Partout en Palestine, depuis 1967, les Palestiniens sont enfermés dans de petites enclaves entourées de colonies juives, de bases militaires et de zones interdites qui morcellent leur géographie. Dans les territoires occupés, Israël a créé une matrice de contrôle que bien des dirigeants du Congrès national africain considèrent comme pire encore que ce que l’Afrique du Sud de l’apartheid avait de pire. Les Israéliens ont fait passer cette méthode aux yeux du monde comme un moyen temporaire et nécessaire de maintenir leur pouvoir dans les territoires « litigieux ». Le moyen « temporaire » est devenu un mode de vie et a été transformé en une réalité permanente sur le terrain, réalité qu’Israël a tenté de faire légaliser au niveau international – en y parvenant presque – via les accords d’Oslo en 1993.
Ce mois-ci, en commémorant le 48e anniversaire de la guerre des Six-Jours, en 1967, nous devrions nous rappeler une fois de plus que ce fut un chapitre dans une histoire de dépossession, de nettoyage ethnique et, occasionnellement, de génocide à l’encontre des Palestiniens.
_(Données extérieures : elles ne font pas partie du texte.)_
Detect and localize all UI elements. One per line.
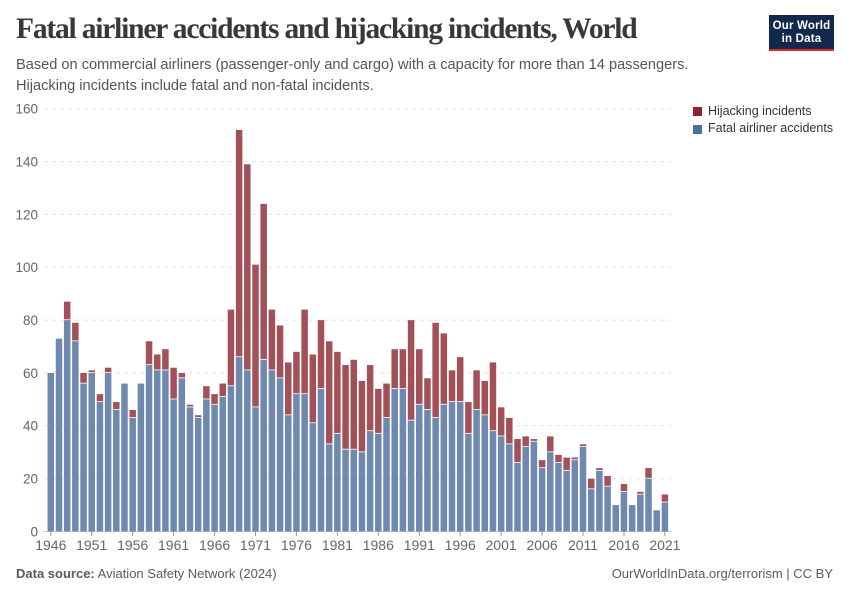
svg-text:20: 20 [23,472,38,487]
svg-text:2021: 2021 [649,537,680,553]
svg-text:1956: 1956 [117,537,148,553]
svg-text:2016: 2016 [608,537,639,553]
svg-text:1971: 1971 [240,537,271,553]
svg-text:2006: 2006 [527,537,558,553]
svg-text:60: 60 [23,366,38,381]
svg-text:1961: 1961 [158,537,189,553]
svg-text:140: 140 [15,155,38,170]
svg-text:160: 160 [15,102,38,117]
svg-text:80: 80 [23,313,38,328]
svg-text:120: 120 [15,207,38,222]
svg-text:40: 40 [23,419,38,434]
svg-text:0: 0 [30,524,38,539]
svg-text:1996: 1996 [445,537,476,553]
svg-text:100: 100 [15,260,38,275]
svg-text:1976: 1976 [281,537,312,553]
svg-text:1946: 1946 [35,537,66,553]
svg-text:1981: 1981 [322,537,353,553]
svg-text:2001: 2001 [486,537,517,553]
svg-text:1951: 1951 [76,537,107,553]
svg-text:1966: 1966 [199,537,230,553]
svg-text:2011: 2011 [568,537,598,553]
svg-text:1986: 1986 [363,537,394,553]
svg-text:1991: 1991 [404,537,435,553]
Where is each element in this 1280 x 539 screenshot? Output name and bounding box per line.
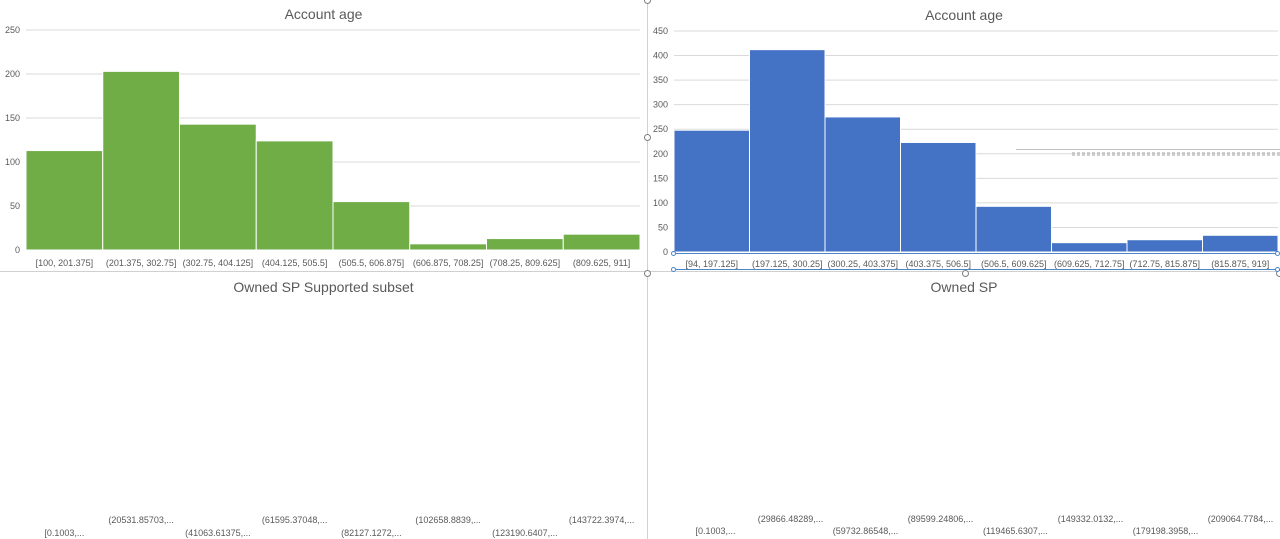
x-category-label: (209064.7784,... [1208,514,1274,524]
chart-title: Account age [925,7,1003,23]
x-category-label: (506.5, 609.625] [981,259,1047,269]
x-category-label: (29866.48289,... [758,514,824,524]
y-tick-label: 100 [5,157,20,167]
axis-selection-handle[interactable] [671,267,676,272]
bar [25,150,104,251]
x-category-label: (404.125, 505.5] [262,258,328,268]
bar [900,141,977,253]
chart-panel-owned-sp-supported-subset[interactable]: Owned SP Supported subset 01002003004005… [0,272,647,539]
bar [1126,239,1203,253]
chart-title: Account age [284,6,363,22]
chart-panel-account-age-green[interactable]: Account age 0 50 100 150 200 250 [100, 201.375… [0,0,647,271]
bar [486,238,564,251]
x-category-label: (89599.24806,... [908,514,974,524]
y-tick-label: 0 [663,247,668,257]
y-tick-label: 250 [653,124,668,134]
x-category-label: [100, 201.375] [36,258,94,268]
bar [749,49,826,253]
axis-selection-handle[interactable] [671,251,676,256]
chart-panel-account-age-blue[interactable]: Account age 0 50 100 150 200 250 300 350 400 450 [… [648,0,1280,271]
y-tick-label: 150 [653,173,668,183]
bar [332,201,411,251]
resize-handle[interactable] [644,0,651,4]
histogram-chart: 0200400600800100012001400[0.1003,...(298… [695,514,1274,536]
panel-divider-horizontal [0,271,1280,272]
x-category-label: [0.1003,... [44,528,84,538]
x-category-label: (119465.6307,... [983,526,1048,536]
chart-panel-owned-sp[interactable]: Owned SP 0200400600800100012001400[0.100… [648,272,1280,539]
bar [975,205,1052,253]
bar [255,140,334,251]
x-category-label: (201.375, 302.75] [106,258,177,268]
x-category-label: (302.75, 404.125] [183,258,254,268]
x-category-label: (300.25, 403.375] [827,259,898,269]
bar [102,70,180,251]
axis-selection-handle[interactable] [1275,267,1280,272]
x-category-label: (149332.0132,... [1058,514,1124,524]
axis-selection-border [674,269,1278,270]
x-category-label: (20531.85703,... [108,515,174,525]
y-tick-label: 50 [658,222,668,232]
histogram-chart: 0 50 100 150 200 250 300 350 400 450 [94, 197.125]… [653,26,1279,269]
overlay-artifact-text [1072,152,1280,156]
bar [673,129,750,253]
histogram-chart: 0100200300400500600700800[0.1003,...(205… [44,515,635,538]
resize-handle[interactable] [644,134,651,141]
overlay-artifact-line [1016,149,1280,150]
bar [179,123,257,251]
y-tick-label: 100 [653,198,668,208]
y-tick-label: 200 [653,149,668,159]
resize-handle[interactable] [644,270,651,277]
x-category-label: (179198.3958,... [1133,526,1199,536]
x-category-label: [94, 197.125] [685,259,738,269]
x-category-label: (505.5, 606.875] [339,258,405,268]
y-tick-label: 150 [5,113,20,123]
histogram-chart: 0 50 100 150 200 250 [100, 201.375] (201.375, 3… [5,25,641,268]
y-tick-label: 200 [5,69,20,79]
y-tick-label: 300 [653,100,668,110]
bar [409,243,487,251]
chart-title: Owned SP Supported subset [233,279,414,295]
chart-title: Owned SP [930,279,998,295]
bar [824,116,901,253]
x-category-label: (41063.61375,... [185,528,251,538]
x-category-label: (123190.6407,... [492,528,558,538]
bar [1051,242,1128,253]
resize-handle[interactable] [962,270,969,277]
panel-divider-vertical [647,0,648,539]
x-category-label: (143722.3974,... [569,515,635,525]
x-category-label: (82127.1272,... [341,528,402,538]
x-category-label: (809.625, 911] [573,258,630,268]
x-category-label: (197.125, 300.25] [752,259,823,269]
x-category-label: (606.875, 708.25] [413,258,484,268]
x-category-label: (609.625, 712.75] [1054,259,1125,269]
axis-selection-handle[interactable] [1275,251,1280,256]
x-category-label: (59732.86548,... [833,526,899,536]
x-category-label: (708.25, 809.625] [490,258,561,268]
x-category-label: (102658.8839,... [415,515,481,525]
x-category-label: [0.1003,... [695,526,735,536]
y-tick-label: 450 [653,26,668,36]
x-category-label: (61595.37048,... [262,515,328,525]
bar [1202,234,1279,253]
y-tick-label: 50 [10,201,20,211]
y-tick-label: 400 [653,51,668,61]
bar [562,233,641,251]
y-tick-label: 0 [15,245,20,255]
x-category-label: (815.875, 919] [1211,259,1269,269]
y-tick-label: 350 [653,75,668,85]
y-tick-label: 250 [5,25,20,35]
x-category-label: (712.75, 815.875] [1129,259,1200,269]
axis-selection-border [674,253,1278,254]
x-category-label: (403.375, 506.5] [905,259,971,269]
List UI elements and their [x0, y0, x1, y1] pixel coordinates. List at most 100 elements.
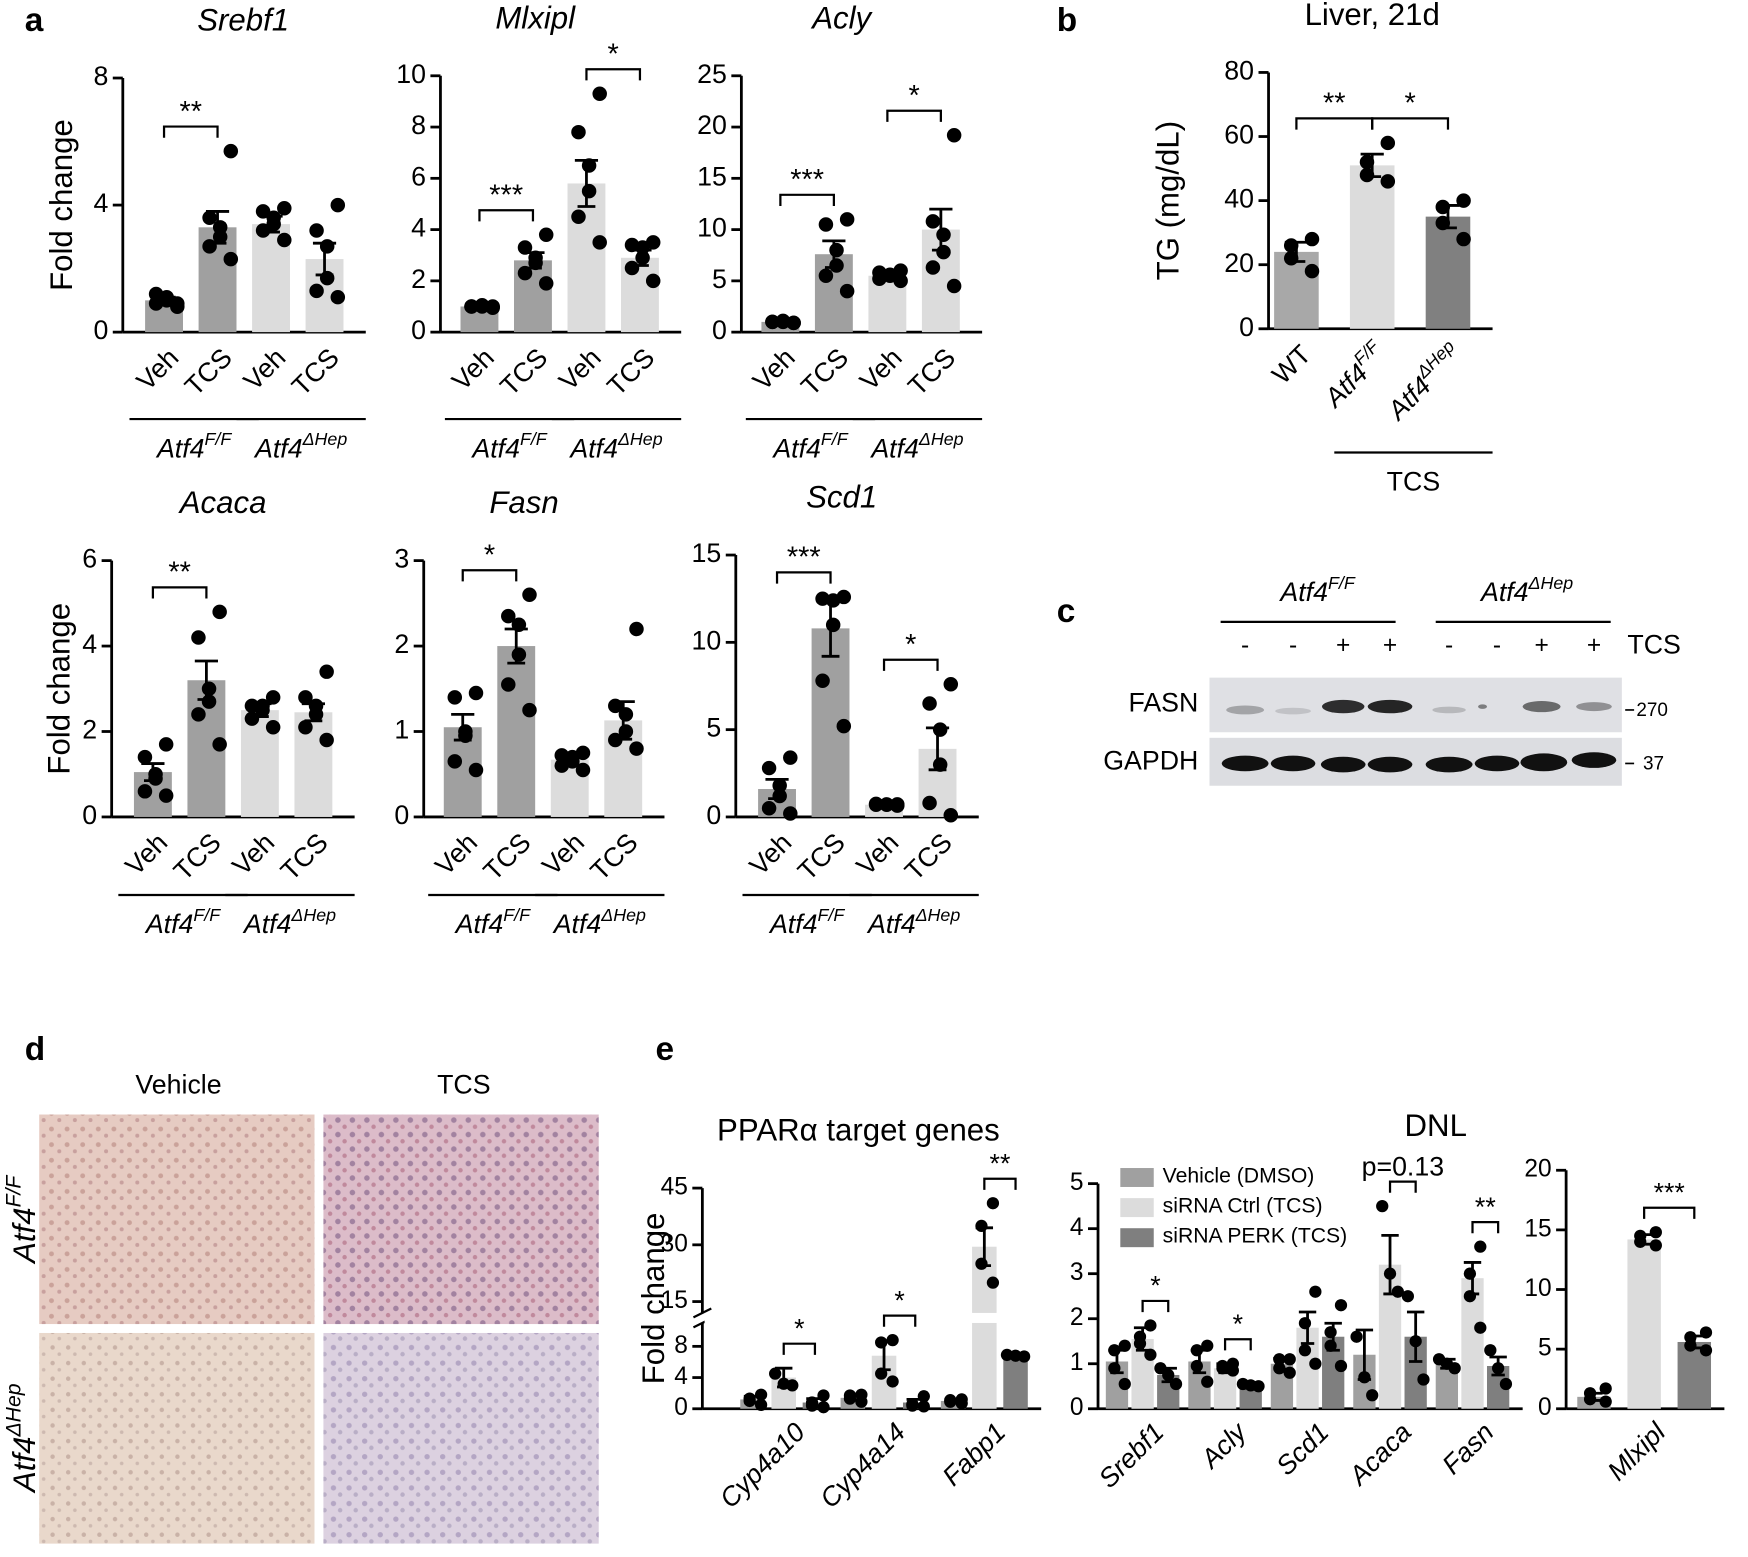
label-superscript: F/F: [205, 429, 233, 449]
data-point: [468, 685, 484, 701]
significance-label: ***: [790, 164, 824, 196]
data-point: [879, 797, 894, 812]
significance-bracket: [1295, 117, 1374, 130]
data-point: [1190, 1359, 1203, 1373]
data-point: [244, 711, 260, 726]
data-point: [946, 128, 962, 143]
y-tick-label: 45: [661, 1174, 688, 1201]
x-tick-label: Veh: [226, 827, 280, 881]
label-base: TCS: [1387, 467, 1440, 497]
x-tick-label: TCS: [478, 827, 537, 886]
significance-bracket: [585, 68, 642, 81]
marker-label: 270: [1636, 700, 1668, 721]
legend-swatch: [1120, 1228, 1154, 1248]
x-tick-label: TCS: [902, 342, 961, 401]
gapdh-bands: [1221, 752, 1617, 773]
tissue-texture: [39, 1332, 315, 1544]
data-point: [255, 223, 271, 238]
data-point: [1108, 1362, 1121, 1375]
data-point: [1304, 231, 1320, 247]
data-point: [1463, 1290, 1477, 1303]
tissue-texture: [39, 1114, 315, 1325]
data-point: [277, 232, 292, 248]
data-point: [765, 314, 780, 330]
data-point: [818, 268, 834, 283]
data-point: [1283, 238, 1299, 253]
bar: [567, 183, 606, 333]
data-point: [485, 299, 500, 314]
data-point: [212, 220, 228, 235]
data-point: [522, 587, 537, 603]
y-tick-label: 10: [1524, 1275, 1551, 1302]
data-point: [986, 1197, 1000, 1210]
data-point: [517, 240, 533, 255]
panel-label: c: [1057, 593, 1076, 630]
y-tick-label: 8: [93, 61, 108, 91]
data-point: [1334, 1359, 1348, 1373]
data-point: [1190, 1344, 1203, 1357]
group-label: Atf4ΔHep: [869, 429, 963, 463]
data-point: [575, 762, 591, 778]
data-point: [319, 664, 334, 679]
bar: [497, 646, 536, 817]
data-point: [1684, 1331, 1697, 1344]
data-point: [1599, 1382, 1612, 1395]
data-point: [925, 214, 941, 229]
data-point: [528, 250, 543, 266]
data-point: [1484, 1344, 1497, 1357]
data-point: [330, 197, 346, 213]
data-point: [836, 718, 852, 734]
treatment-sign: -: [1445, 632, 1453, 659]
x-tick-label: Veh: [854, 342, 908, 396]
data-point: [783, 806, 798, 821]
data-point: [319, 239, 335, 254]
y-tick-label: 20: [697, 110, 727, 140]
data-point: [1401, 1290, 1414, 1303]
data-point: [825, 617, 841, 633]
y-tick-label: 2: [394, 629, 409, 659]
data-point: [170, 296, 185, 311]
legend-label: siRNA Ctrl (TCS): [1163, 1195, 1323, 1218]
y-tick-label: 0: [706, 800, 721, 830]
x-tick-label: Atf4F/F: [1314, 335, 1393, 414]
band: [1522, 701, 1561, 713]
y-tick-label: 15: [697, 161, 727, 191]
data-point: [1435, 199, 1451, 215]
y-tick-label: 4: [411, 213, 426, 243]
data-point: [761, 760, 777, 776]
legend-swatch: [1120, 1168, 1154, 1187]
panel-label: a: [25, 2, 44, 39]
y-tick-label: 4: [93, 188, 108, 218]
legend-label: siRNA PERK (TCS): [1163, 1225, 1348, 1248]
data-point: [917, 1390, 930, 1403]
data-point: [893, 263, 908, 278]
data-point: [137, 784, 153, 799]
data-point: [244, 698, 260, 714]
y-tick-label: 15: [1524, 1215, 1551, 1242]
data-point: [922, 795, 937, 811]
data-point: [1359, 154, 1375, 170]
significance-label: **: [1475, 1192, 1496, 1222]
x-tick-label: Veh: [446, 342, 500, 396]
data-point: [1376, 1200, 1389, 1213]
data-point: [447, 754, 463, 769]
panel-label: b: [1057, 2, 1077, 39]
data-point: [1435, 215, 1451, 231]
chart-title: Acly: [810, 0, 873, 35]
label-base: Atf4: [768, 909, 818, 939]
data-point: [1118, 1377, 1131, 1391]
data-point: [1154, 1362, 1167, 1375]
data-point: [786, 315, 801, 331]
data-point: [1169, 1377, 1183, 1391]
treatment-sign: -: [1241, 632, 1249, 659]
chart-title: Fasn: [489, 485, 558, 520]
tissue-texture: [323, 1332, 599, 1544]
data-point: [1409, 1335, 1422, 1348]
label-base: Atf4: [1479, 577, 1529, 607]
y-tick-label: 0: [1538, 1394, 1552, 1421]
x-tick-label: TCS: [275, 827, 334, 886]
label-superscript: F/F: [818, 905, 846, 925]
label-superscript: ΔHep: [617, 429, 663, 449]
data-point: [501, 677, 516, 692]
y-tick-label: 0: [1070, 1394, 1084, 1421]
Le « processus de paix » qui a débuté voici plus de deux décennies s’appuyait sur la présomption que le « conflit » avait débuté en 1967 et qu’il se terminera par le retrait d’Israël de la Cisjordanie et de la bande de Gaza.
Le « conflit » avait en fait débuté en 1948, voire auparavant, et son pire chapitre ne fut pas l’occupation militaire en 1967 de ces parties de la Palestine qu’Israël n’était pas parvenu à reprendre en 1948, mais plutôt le fait que l’impunité internationale pour ces crimes est toujours assurée aujourd’hui.
On ne peut qu’espérer que ceux qui ont le pouvoir de changer effectivement le monde comprendront, comme l’a fait le soldat dans les premières lignes du présent article, qu’il y a davantage qu’un seul Holocauste et que chacun, quelle que soit sa religion ou sa nationalité, peut être soit sa victime, soit son auteur.